Sequencing of the human genome has so far revealed more than 500 genes encoding protein kinases. Many of these enzymes are directly involved in diseases such as cancer and inflammation, making them excellent targets for drug development. In the March issue of Nature Biotechnology, Lockhart, Zarrinkar and colleagues go into uncharted protein kinase territory by developing a new type of assay to determine the specificity of a number of kinase inhibitors against a panel of 119 protein kinases.

Kinase inhibitors are an important new class of anticancer drugs, and have clinical activity in tumours in which the target kinase is activated by mutation, such as the mutant kinase BCR–ABL in chronic myeloid leukaemia (CML). The success of small-molecule inhibitors such as imatinib (Gleevec; Novartis) to treat CML, and gefitinib (Iressa; Astra-Zeneca) and erlotinib (Tarceva; Genentech/OSIP), both of which target the epidermal growth factor receptor (EGFR) to treat lung cancer, has demonstrated clear proof-of-principle that this strategy is effective.

Most kinase inhibitors in clinical development target the ATP-binding site common to all kinases, and bind multiple kinases. However, it is not possible to predict binding specificity and affinity on the basis of available sequence or structural information. Conventional profiling methods that use the measurement of in vitro activity are limited by the difficulty of building and running large numbers of kinase activity assays. Such information is very valuable, both for finding new clinical uses for inhibitors and for predicting or explaining toxicity.

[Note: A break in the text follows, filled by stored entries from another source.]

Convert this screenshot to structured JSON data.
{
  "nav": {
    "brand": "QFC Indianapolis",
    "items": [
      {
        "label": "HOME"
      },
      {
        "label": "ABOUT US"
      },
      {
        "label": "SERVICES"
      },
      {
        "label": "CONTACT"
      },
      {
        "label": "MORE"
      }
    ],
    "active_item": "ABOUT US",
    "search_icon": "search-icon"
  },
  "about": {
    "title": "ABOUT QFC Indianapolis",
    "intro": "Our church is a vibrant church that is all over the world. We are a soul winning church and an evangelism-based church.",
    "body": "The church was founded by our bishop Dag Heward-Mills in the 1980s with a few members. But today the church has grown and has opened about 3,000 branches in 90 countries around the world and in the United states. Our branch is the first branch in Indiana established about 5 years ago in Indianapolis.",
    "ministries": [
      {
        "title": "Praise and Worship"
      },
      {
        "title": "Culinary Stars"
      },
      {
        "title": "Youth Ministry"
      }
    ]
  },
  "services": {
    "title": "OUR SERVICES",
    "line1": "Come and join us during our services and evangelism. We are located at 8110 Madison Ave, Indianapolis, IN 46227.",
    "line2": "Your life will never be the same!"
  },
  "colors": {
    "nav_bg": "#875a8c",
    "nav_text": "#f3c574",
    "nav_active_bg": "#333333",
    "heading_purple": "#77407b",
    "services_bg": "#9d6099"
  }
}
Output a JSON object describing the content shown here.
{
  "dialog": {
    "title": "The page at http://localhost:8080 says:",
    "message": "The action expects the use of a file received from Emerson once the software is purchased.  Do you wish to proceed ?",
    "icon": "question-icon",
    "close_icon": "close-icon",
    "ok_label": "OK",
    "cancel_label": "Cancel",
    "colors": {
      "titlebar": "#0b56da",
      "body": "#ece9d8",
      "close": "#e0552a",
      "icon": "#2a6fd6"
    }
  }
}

Fabian et al. have developed a quantitative competitive assay for measuring the binding of small molecules to the ATP-binding site of kinases. Human kinase domains are first expressed as a fusion attached to T7 bacteriophage capsid protein. Then, the test compound in solution competes with an immobilized 'bait' ligand to bind the phage expressing the kinase domain. The amount of phage bound to the bait is quantified to determine the affinity of the test compound for each kinase. If the free test compound binds the kinase and directly or indirectly blocks the ATP site, fewer protein molecules bind to the immobilized bait; if the free test compound does not bind to the kinase, the fusion proteins are able to bind to the immobilized bait.

For most of the test compounds, the tightest interaction is with the kinase that the drug was optimized to inhibit, but the difference in affinity between the primary target and other kinases varies substantially. For the inhibitors BIRB-796, VX-745, erlotinib, GW-2016 and SU11248 there is at least a tenfold difference in affinity between the intended target and off-targets, whereas for SP600125, EKB-569 and ZD-6474 there is less than a twofold difference. This indicates that optimization efforts are generally successful, but there is room for improved discrimination if necessary.

A number of CML patients develop resistance to imatinib. The authors developed assays for imatinib-resistant ABL kinases. The most dramatic finding is that the p38 inhibitor BIRB-796 binds tightly to an imatinib-resistant ABL mutant. The authors also uncovered a new target for imatinib, the SRC-family tyrosine kinase LCK, to which imatinib binds tightly. Finally, the authors showed that clinically observed mutations in EGFR do not affect the binding affinity of gefitinib or erlotinib.

The authors show that their kinase-binding assay provides results consistent with more standard in vitro results, although whether this reflects the capability of a compound to inhibit a kinase in a cell remains to be determined. Certainly, this assay is a useful tool and it will probably accelerate drug discovery and development efforts for kinase inhibitors.